Your debut single What God Would Keep Us Apart was released on August 3, how has the track gone down?

It has only just been released but people have had a really lovely response to it. I played the song twice at Brighton Pride this weekend and there were a few tears. My mum also left a voicemail crying down the phone to me on release day!

How long was the song in the making, and can you discuss the story behind it?

When my first girlfriend’s parents found out about our relationship, they locked her away for two weeks until she pretended she was straight and swore to end things with me. That kind of treatment and rejection, when you are that young, can mess you up for years and I can’t speak for her but I hadn’t really dealt with it. It all poured out of me on the train journey between London and Brighton about six months ago and I just knew that recording and releasing the song was something really important that I had to do.

How did you find mastering your debut single at Abbey Road Studios?

I never really understood mastering until they did it to my song. It was actual magic. It was also nice to be around such musical history, they have these tape machines that look like ovens – they literally cooked up The Beatles there.

What God Would Keep Us Apart was played on BBC Introducing The South. What was it like being played on the radio?

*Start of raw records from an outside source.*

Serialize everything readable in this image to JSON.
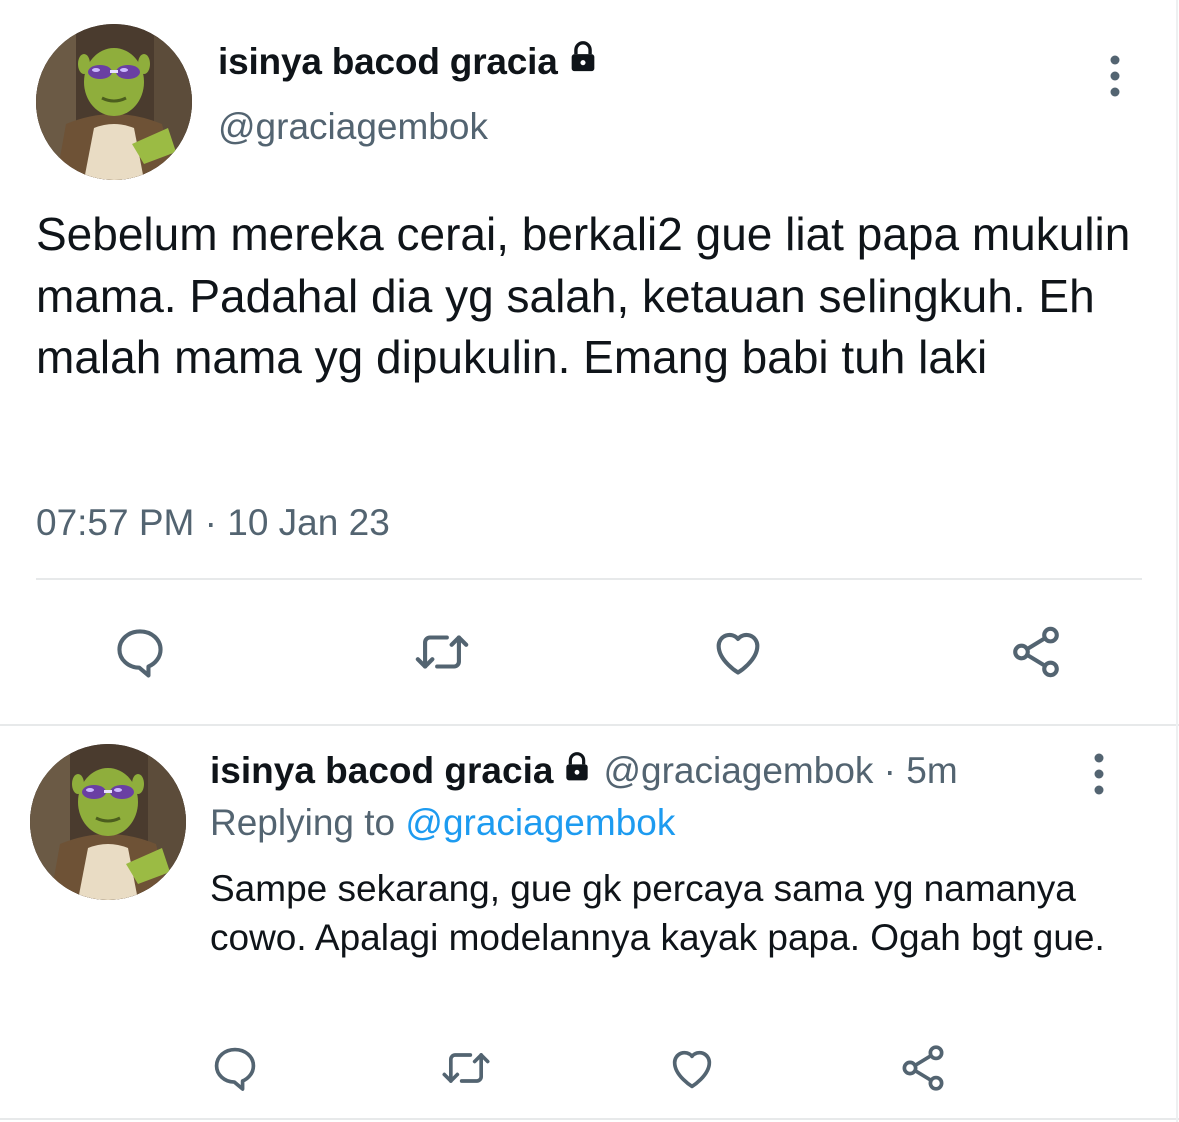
{
  "main_tweet": {
    "display_name": "isinya bacod gracia",
    "handle": "@graciagembok",
    "text": "Sebelum mereka cerai, berkali2 gue liat papa mukulin mama. Padahal dia yg salah, ketauan selingkuh. Eh malah mama yg dipukulin. Emang babi tuh laki",
    "timestamp": "07:57 PM · 10 Jan 23",
    "actions": [
      "reply-icon",
      "retweet-icon",
      "like-icon",
      "share-icon"
    ]
  },
  "reply_tweet": {
    "display_name": "isinya bacod gracia",
    "meta": "@graciagembok · 5m",
    "replying_prefix": "Replying to ",
    "replying_mention": "@graciagembok",
    "text": "Sampe sekarang, gue gk percaya sama yg namanya cowo. Apalagi modelannya kayak papa. Ogah bgt gue.",
    "actions": [
      "reply-icon",
      "retweet-icon",
      "like-icon",
      "share-icon"
    ]
  },
  "colors": {
    "text_primary": "#0f1419",
    "text_secondary": "#536471",
    "link": "#1d9bf0",
    "divider": "#e7e9ea"
  }
}
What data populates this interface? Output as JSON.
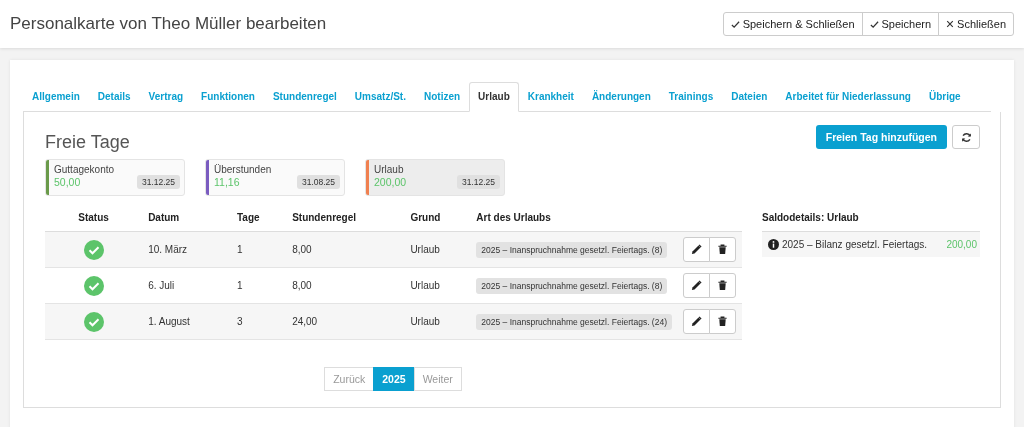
{
  "header": {
    "title": "Personalkarte von Theo Müller bearbeiten",
    "buttons": [
      {
        "label": "Speichern & Schließen",
        "kind": "confirm"
      },
      {
        "label": "Speichern",
        "kind": "confirm"
      },
      {
        "label": "Schließen",
        "kind": "cancel"
      }
    ]
  },
  "tabs": [
    {
      "label": "Allgemein",
      "selected": false
    },
    {
      "label": "Details",
      "selected": false
    },
    {
      "label": "Vertrag",
      "selected": false
    },
    {
      "label": "Funktionen",
      "selected": false
    },
    {
      "label": "Stundenregel",
      "selected": false
    },
    {
      "label": "Umsatz/St.",
      "selected": false
    },
    {
      "label": "Notizen",
      "selected": false
    },
    {
      "label": "Urlaub",
      "selected": true
    },
    {
      "label": "Krankheit",
      "selected": false
    },
    {
      "label": "Änderungen",
      "selected": false
    },
    {
      "label": "Trainings",
      "selected": false
    },
    {
      "label": "Dateien",
      "selected": false
    },
    {
      "label": "Arbeitet für Niederlassung",
      "selected": false
    },
    {
      "label": "Übrige",
      "selected": false
    }
  ],
  "section_title": "Freie Tage",
  "add_button": "Freien Tag hinzufügen",
  "balances": [
    {
      "name": "Guttagekonto",
      "value": "50,00",
      "date": "31.12.25",
      "color": "#6a9a4a",
      "selected": false
    },
    {
      "name": "Überstunden",
      "value": "11,16",
      "date": "31.08.25",
      "color": "#7a5cc0",
      "selected": false
    },
    {
      "name": "Urlaub",
      "value": "200,00",
      "date": "31.12.25",
      "color": "#f08050",
      "selected": true
    }
  ],
  "table": {
    "columns": [
      "Status",
      "Datum",
      "Tage",
      "Stundenregel",
      "Grund",
      "Art des Urlaubs"
    ],
    "rows": [
      {
        "approved": true,
        "date": "10. März",
        "days": "1",
        "hours": "8,00",
        "reason": "Urlaub",
        "type": "2025 – Inanspruchnahme gesetzl. Feiertags. (8)"
      },
      {
        "approved": true,
        "date": "6. Juli",
        "days": "1",
        "hours": "8,00",
        "reason": "Urlaub",
        "type": "2025 – Inanspruchnahme gesetzl. Feiertags. (8)"
      },
      {
        "approved": true,
        "date": "1. August",
        "days": "3",
        "hours": "24,00",
        "reason": "Urlaub",
        "type": "2025 – Inanspruchnahme gesetzl. Feiertags. (24)"
      }
    ]
  },
  "saldo": {
    "title": "Saldodetails: Urlaub",
    "rows": [
      {
        "label": "2025 – Bilanz gesetzl. Feiertags.",
        "value": "200,00"
      }
    ]
  },
  "pagination": [
    {
      "label": "Zurück",
      "selected": false
    },
    {
      "label": "2025",
      "selected": true
    },
    {
      "label": "Weiter",
      "selected": false
    }
  ]
}
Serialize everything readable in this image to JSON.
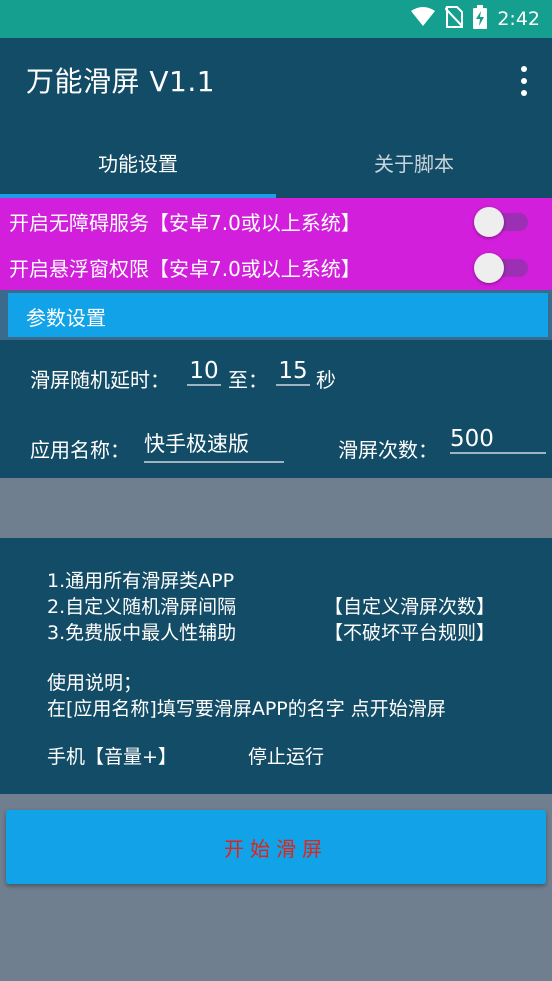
{
  "status_bar": {
    "time": "2:42",
    "icons": [
      "wifi-icon",
      "no-sim-icon",
      "battery-charging-icon"
    ]
  },
  "app_bar": {
    "title": "万能滑屏 V1.1",
    "menu_icon": "more-vert-icon"
  },
  "tabs": [
    {
      "label": "功能设置",
      "active": true
    },
    {
      "label": "关于脚本",
      "active": false
    }
  ],
  "switches": [
    {
      "label": "开启无障碍服务【安卓7.0或以上系统】",
      "on": false
    },
    {
      "label": "开启悬浮窗权限【安卓7.0或以上系统】",
      "on": false
    }
  ],
  "params": {
    "header": "参数设置",
    "delay_label": "滑屏随机延时：",
    "delay_min": "10",
    "to_label": "至：",
    "delay_max": "15",
    "unit_label": "秒",
    "app_name_label": "应用名称：",
    "app_name_value": "快手极速版",
    "count_label": "滑屏次数：",
    "count_value": "500"
  },
  "info": {
    "line1": "1.通用所有滑屏类APP",
    "line2_left": "2.自定义随机滑屏间隔",
    "line2_right": "【自定义滑屏次数】",
    "line3_left": "3.免费版中最人性辅助",
    "line3_right": "【不破坏平台规则】",
    "usage_title": "使用说明；",
    "usage_text": "在[应用名称]填写要滑屏APP的名字 点开始滑屏",
    "stop_key": "手机【音量+】",
    "stop_text": "停止运行"
  },
  "start_button": {
    "label": "开始滑屏"
  },
  "colors": {
    "status_bar": "#159f8e",
    "primary_dark": "#134c66",
    "accent_blue": "#11a2e8",
    "switch_bg": "#d21fdc",
    "background": "#6f7f8f",
    "start_text": "#e0241c"
  }
}
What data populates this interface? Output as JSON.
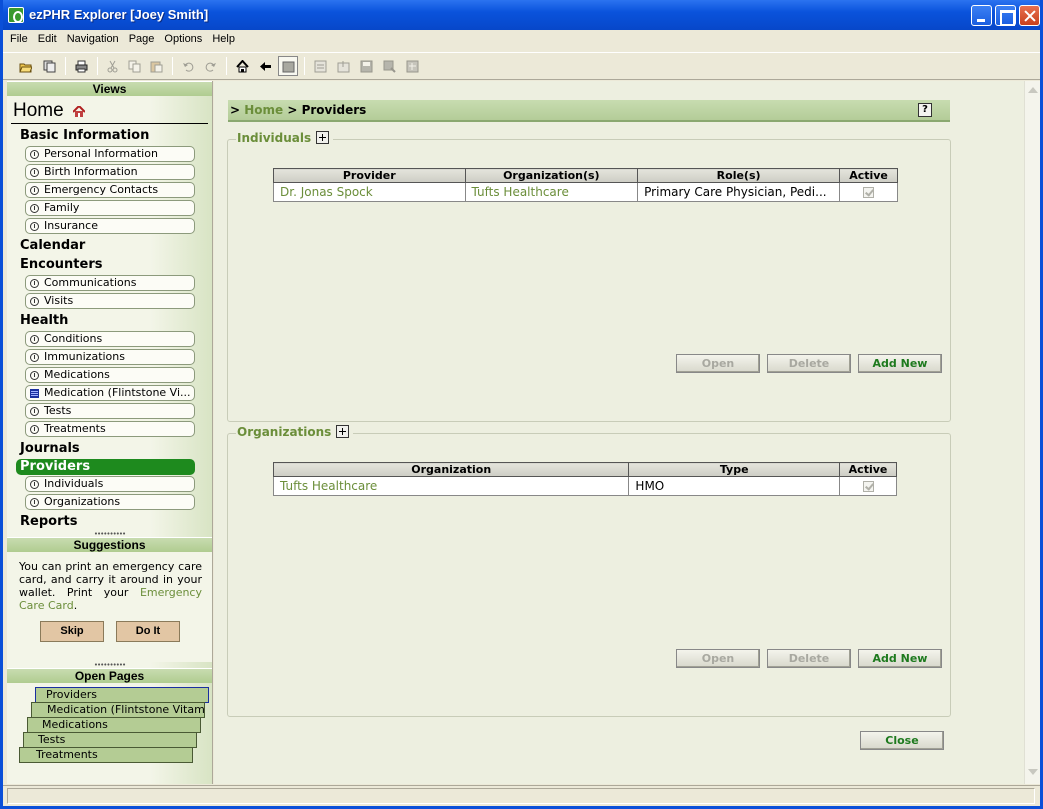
{
  "window": {
    "title": "ezPHR Explorer [Joey Smith]"
  },
  "menu": [
    "File",
    "Edit",
    "Navigation",
    "Page",
    "Options",
    "Help"
  ],
  "toolbar": {
    "icons": [
      "open-folder-icon",
      "copy-pages-icon",
      "print-icon",
      "cut-icon",
      "copy-icon",
      "paste-icon",
      "undo-icon",
      "redo-icon",
      "home-icon",
      "back-icon",
      "page-icon",
      "import-icon",
      "export-icon",
      "save-icon",
      "save-as-icon",
      "send-icon"
    ]
  },
  "sidebar": {
    "views_header": "Views",
    "home_label": "Home",
    "sections": {
      "basic": "Basic Information",
      "calendar": "Calendar",
      "encounters": "Encounters",
      "health": "Health",
      "journals": "Journals",
      "providers": "Providers",
      "reports": "Reports"
    },
    "basic_items": [
      "Personal Information",
      "Birth Information",
      "Emergency Contacts",
      "Family",
      "Insurance"
    ],
    "encounter_items": [
      "Communications",
      "Visits"
    ],
    "health_items": [
      "Conditions",
      "Immunizations",
      "Medications",
      "Medication (Flintstone Vi...",
      "Tests",
      "Treatments"
    ],
    "provider_items": [
      "Individuals",
      "Organizations"
    ],
    "suggestions_header": "Suggestions",
    "suggestion_text": "You can print an emergency care card, and carry it around in your wallet. Print your",
    "suggestion_link": "Emergency Care Card",
    "suggestion_end": ".",
    "skip_label": "Skip",
    "doit_label": "Do It",
    "open_pages_header": "Open Pages",
    "open_pages": [
      "Providers",
      "Medication (Flintstone Vitamins)",
      "Medications",
      "Tests",
      "Treatments"
    ]
  },
  "breadcrumb": {
    "prefix": "> ",
    "home": "Home",
    "separator": " > ",
    "current": "Providers",
    "help": "?"
  },
  "individuals": {
    "title": "Individuals",
    "columns": [
      "Provider",
      "Organization(s)",
      "Role(s)",
      "Active"
    ],
    "rows": [
      {
        "provider": "Dr. Jonas Spock",
        "organization": "Tufts Healthcare",
        "role": "Primary Care Physician, Pedi...",
        "active": true
      }
    ],
    "buttons": {
      "open": "Open",
      "delete": "Delete",
      "add": "Add New"
    }
  },
  "organizations": {
    "title": "Organizations",
    "columns": [
      "Organization",
      "Type",
      "Active"
    ],
    "rows": [
      {
        "organization": "Tufts Healthcare",
        "type": "HMO",
        "active": true
      }
    ],
    "buttons": {
      "open": "Open",
      "delete": "Delete",
      "add": "Add New"
    }
  },
  "close_label": "Close",
  "colors": {
    "accent_green": "#6b8e3a",
    "active_nav": "#1e8a1e",
    "title_blue": "#0a53dc"
  }
}
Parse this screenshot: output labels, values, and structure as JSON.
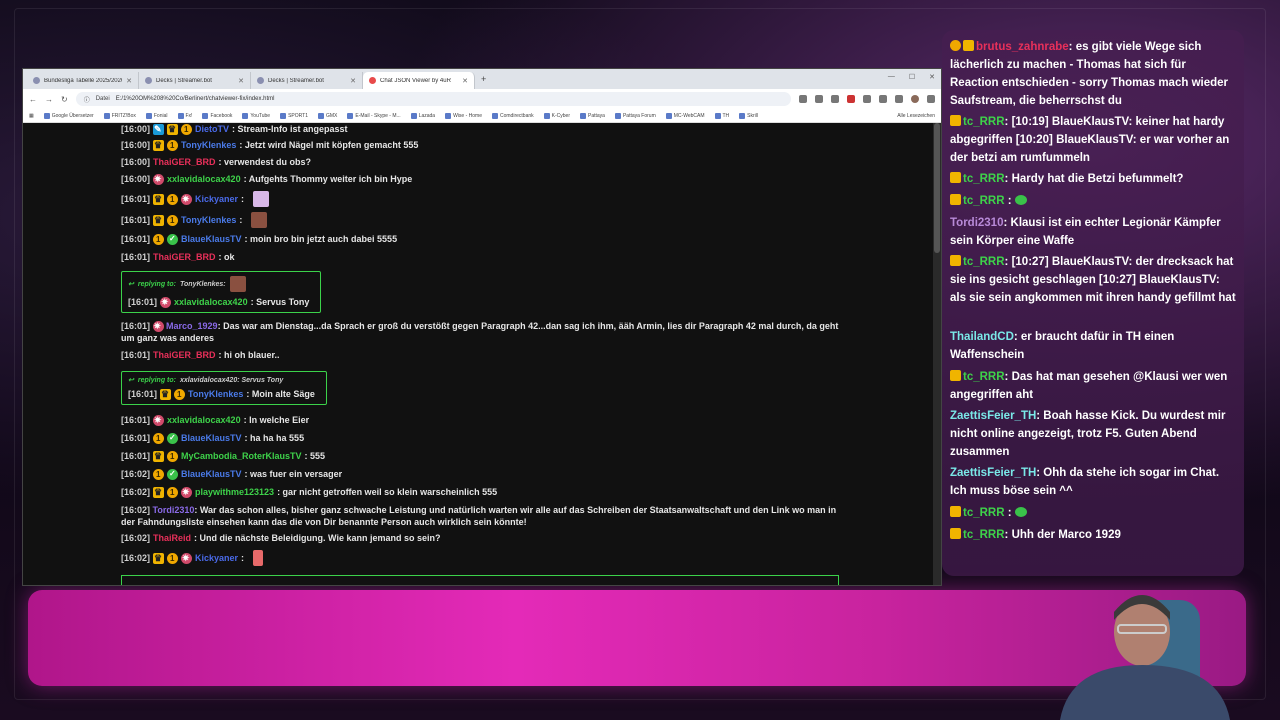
{
  "browser": {
    "tabs": [
      {
        "label": "Bundesliga Tabelle 2025/2026",
        "active": false
      },
      {
        "label": "Decks | Streamer.bot",
        "active": false
      },
      {
        "label": "Decks | Streamer.bot",
        "active": false
      },
      {
        "label": "Chat JSON Viewer by 4uR",
        "active": true
      }
    ],
    "new_tab": "+",
    "address_prefix": "Datei",
    "url": "E:/1%20OM%208%20Co/Berlinert/chatviewer-fix/index.html",
    "bookmarks": [
      "Google Übersetzer",
      "FRITZ!Box",
      "Fonial",
      "Fx!",
      "Facebook",
      "YouTube",
      "SPORT1",
      "GMX",
      "E-Mail - Skype - M...",
      "Lazada",
      "Wise - Home",
      "Comdirectbank",
      "K-Cyber",
      "Pattaya",
      "Pattaya Forum",
      "MC-WebCAM",
      "TH",
      "Skrill"
    ],
    "bookmarks_right": "Alle Lesezeichen"
  },
  "chat": [
    {
      "time": "[16:00]",
      "badges": [
        "pencil",
        "crown",
        "coin"
      ],
      "user": "DietoTV",
      "color": "#4a6ae8",
      "text": ": Stream-Info ist angepasst"
    },
    {
      "time": "[16:00]",
      "badges": [
        "crown",
        "coin"
      ],
      "user": "TonyKlenkes",
      "color": "#4a7ae8",
      "text": ": Jetzt wird Nägel mit köpfen gemacht 555"
    },
    {
      "time": "[16:00]",
      "badges": [],
      "user": "ThaiGER_BRD",
      "color": "#e8305a",
      "text": ": verwendest du obs?"
    },
    {
      "time": "[16:00]",
      "badges": [
        "star"
      ],
      "user": "xxlavidalocax420",
      "color": "#3ed24a",
      "text": ": Aufgehts Thommy weiter ich bin Hype"
    },
    {
      "time": "[16:01]",
      "badges": [
        "crown",
        "coin",
        "star"
      ],
      "user": "Kickyaner",
      "color": "#4a6ae8",
      "text": " :",
      "emote": "pink"
    },
    {
      "time": "[16:01]",
      "badges": [
        "crown",
        "coin"
      ],
      "user": "TonyKlenkes",
      "color": "#4a7ae8",
      "text": " :",
      "emote": "brown"
    },
    {
      "time": "[16:01]",
      "badges": [
        "coin",
        "check"
      ],
      "user": "BlaueKlausTV",
      "color": "#4a7ae8",
      "text": ": moin bro bin jetzt auch dabei 5555"
    },
    {
      "time": "[16:01]",
      "badges": [],
      "user": "ThaiGER_BRD",
      "color": "#e8305a",
      "text": ": ok"
    },
    {
      "time": "[16:01]",
      "badges": [
        "star"
      ],
      "user": "Marco_1929",
      "color": "#8a6ae8",
      "text": ": Das war am Dienstag...da Sprach er groß du verstößt gegen Paragraph 42...dan sag ich ihm, ääh Armin, lies dir Paragraph 42 mal durch, da geht um ganz was anderes"
    },
    {
      "time": "[16:01]",
      "badges": [],
      "user": "ThaiGER_BRD",
      "color": "#e8305a",
      "text": ": hi oh blauer.."
    },
    {
      "time": "[16:01]",
      "badges": [
        "star"
      ],
      "user": "xxlavidalocax420",
      "color": "#3ed24a",
      "text": ": In welche Eier"
    },
    {
      "time": "[16:01]",
      "badges": [
        "coin",
        "check"
      ],
      "user": "BlaueKlausTV",
      "color": "#4a7ae8",
      "text": ": ha ha ha 555"
    },
    {
      "time": "[16:01]",
      "badges": [
        "crown",
        "coin"
      ],
      "user": "MyCambodia_RoterKlausTV",
      "color": "#3ed24a",
      "text": ": 555"
    },
    {
      "time": "[16:02]",
      "badges": [
        "coin",
        "check"
      ],
      "user": "BlaueKlausTV",
      "color": "#4a7ae8",
      "text": ": was fuer ein versager"
    },
    {
      "time": "[16:02]",
      "badges": [
        "crown",
        "coin",
        "star"
      ],
      "user": "playwithme123123",
      "color": "#3ed24a",
      "text": ": gar nicht getroffen weil so klein warscheinlich 555"
    },
    {
      "time": "[16:02]",
      "badges": [],
      "user": "Tordi2310",
      "color": "#8a6ae8",
      "text": ": War das schon alles, bisher ganz schwache Leistung und natürlich warten wir alle auf das Schreiben der Staatsanwaltschaft und den Link wo man in der Fahndungsliste einsehen kann das die von Dir benannte Person auch wirklich sein könnte!"
    },
    {
      "time": "[16:02]",
      "badges": [],
      "user": "ThaiReid",
      "color": "#e8305a",
      "text": ": Und die nächste Beleidigung. Wie kann jemand so sein?"
    },
    {
      "time": "[16:02]",
      "badges": [
        "crown",
        "coin",
        "star"
      ],
      "user": "Kickyaner",
      "color": "#4a6ae8",
      "text": " :",
      "emote": "hand"
    }
  ],
  "replies": [
    {
      "label": "replying to:",
      "target": "TonyKlenkes:",
      "time": "[16:01]",
      "user": "xxlavidalocax420",
      "color": "#3ed24a",
      "text": ": Servus Tony"
    },
    {
      "label": "replying to:",
      "target": "xxlavidalocax420: Servus Tony",
      "time": "[16:01]",
      "user": "TonyKlenkes",
      "color": "#4a7ae8",
      "text": ": Moin alte Säge"
    }
  ],
  "overlay": [
    {
      "user": "brutus_zahnrabe",
      "color": "#e8305a",
      "text": ": es gibt viele Wege sich lächerlich zu machen - Thomas hat sich für Reaction entschieden - sorry Thomas mach wieder Saufstream, die beherrschst du",
      "badges": 2
    },
    {
      "user": "tc_RRR",
      "color": "#3ed24a",
      "text": ": [10:19] BlaueKlausTV: keiner hat hardy abgegriffen [10:20] BlaueKlausTV: er war vorher an der betzi am rumfummeln",
      "badges": 1
    },
    {
      "user": "tc_RRR",
      "color": "#3ed24a",
      "text": ": Hardy hat die Betzi befummelt?",
      "badges": 1
    },
    {
      "user": "tc_RRR",
      "color": "#3ed24a",
      "text": " :",
      "badges": 1,
      "emote": true
    },
    {
      "user": "Tordi2310",
      "color": "#b88ad8",
      "text": ": Klausi ist ein echter Legionär Kämpfer sein Körper eine Waffe",
      "badges": 0
    },
    {
      "user": "tc_RRR",
      "color": "#3ed24a",
      "text": ": [10:27] BlaueKlausTV: der drecksack hat sie ins gesicht geschlagen [10:27] BlaueKlausTV: als sie sein angkommen mit ihren handy gefillmt hat",
      "badges": 1
    },
    {
      "user": "ThailandCD",
      "color": "#7ae8e8",
      "text": ": er braucht dafür in TH einen Waffenschein",
      "badges": 0
    },
    {
      "user": "tc_RRR",
      "color": "#3ed24a",
      "text": ": Das hat man gesehen @Klausi wer wen angegriffen aht",
      "badges": 1
    },
    {
      "user": "ZaettisFeier_TH",
      "color": "#7ae8e8",
      "text": ": Boah hasse Kick. Du wurdest mir nicht online angezeigt, trotz F5. Guten Abend zusammen",
      "badges": 0
    },
    {
      "user": "ZaettisFeier_TH",
      "color": "#7ae8e8",
      "text": ": Ohh da stehe ich sogar im Chat. Ich muss böse sein ^^",
      "badges": 0
    },
    {
      "user": "tc_RRR",
      "color": "#3ed24a",
      "text": " :",
      "badges": 1,
      "emote": true
    },
    {
      "user": "tc_RRR",
      "color": "#3ed24a",
      "text": ": Uhh der Marco 1929",
      "badges": 1
    }
  ]
}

The whole band were over the moon, it is nice to know that the song will be getting played in cars, hairdressers and teenagers’ bedrooms. The idea that it could connect to even one young person going through a similar thing is amazing.

You recently played on the BIMM stage at Brighton Pride, can you tell us what the experience was like performing at the festival?

It was such an honour to be asked and I’m so grateful to BIMM, they have been amazing. I opened Pride on Friday with an acoustic set in Old Steine Gardens but the whole weekend was building up to that performance with the band and it was incredible to end on such a high. If you could tell eight-year-old me that I’d one day be playing at the same festival as Britney, I would have lost my mind.

As you’re based in Brighton, do you think the city has good opportunities for music artists?

We have been lucky enough to perform at The Great Escape and Brighton Festival too this year so I would say yes. London is the centre of the music industry but it is easy to get lost in the noise and it does not always allow artists to grow at their own pace, my whole life has opened up since I came here.

You often go busking, what do you enjoy most about it?

I busk in front of the London Eye which is very close to St Thomas’ Hospital. Friends and relatives of inpatients and sometimes patients come to watch and I think it’s often respite to whatever they’re facing. It is nice to know that I can make someone’s day better with what I do.

Are you currently working on new music?

Yes, we are putting finishing touches to an EP which will be released in December. The title track is called I Killed The Bees, which is quite a psychedelic song based on a dream I had.